Usually these files were packaged with a small .exe to re-assemble the big GEDCOM file.
Although segmentation was part of GEDCOM spec… but was rarely supported.
That’s how lifelines stored the data in text files with GEDCOM fragments and according to the user manual to save it to a GEDCOM you needed to select “Save the database in a GEDCOM file” which does not seem to be an option for @tll .
I’m not sure if you can manually concatenate the files together and copy over a GEDCOM header to make a working GEDCOM, I suggest looking at the lifelines sourcecode for “Save the database in a GEDCOM file” to get an idea on how the GEDCOM is created? [Edit: Looking at “lifelines-3.0.62\src\gedlib\gedcom.c” the GEDCOM save does more than concatenate the file]

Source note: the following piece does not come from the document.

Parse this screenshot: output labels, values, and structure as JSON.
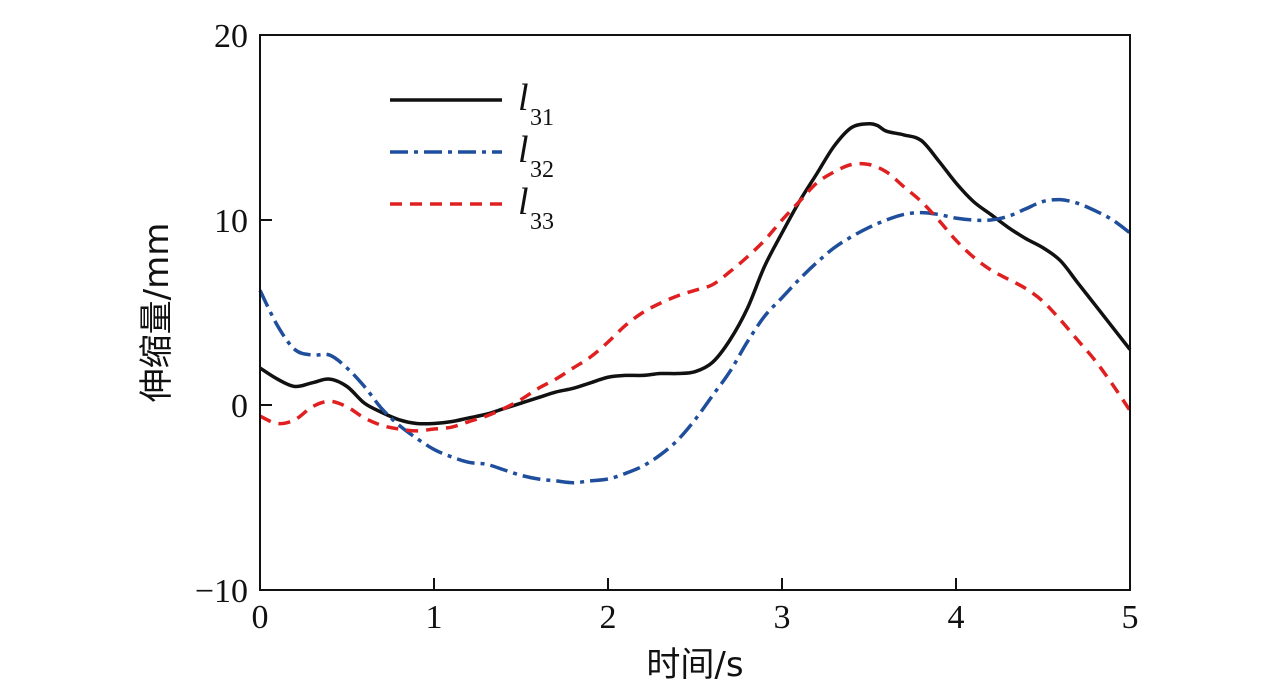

Easiest is if you can setup a VM (virtual machine) with an OS that supports lifelines and then save the file to GEDCOM!
Another possibility depending on how large your family tree was, is to open each of the text files ( or concatenate them all together) and manually copy and paste the result into Gramps, this assumes you are familiar with the GEDCOM syntax?
I just found that I can install lifelines in Linux Mint 21.3, right from the standard software library. And that means that you can probably restore your tree by installing Mint, or another ubuntu/debian based Linux, in a VM, just like our webmaster suggested earlier.
Tom Wetmore (originator of Lifelines) has a new project called DeadEnds, posted to GitHub in Nov 2023. He describes it as a ‘follow-on’ for Lifelines, which featured use of a “B-Tree based database that stores genealogical records in Gedcom format”.
DeadEnds might be able to do something with the B-Tree files.
Error message is: File type “” is unknown to Gramps. Valid types are .
This database is multiple plain text files, each in GEDCOM format, but spread across multiple directories in what appears to be a b-tree structure, or similar.
Based on when this was released and the timestamp of my database, I would suppose that it’s GEDCOM 5.0, possibly 5.1.
Thanks, good idea. I was able to download the free version of VMWare Fusion and installed OpenBSD 14 as a VM. Will see if I can get lifelines running on it.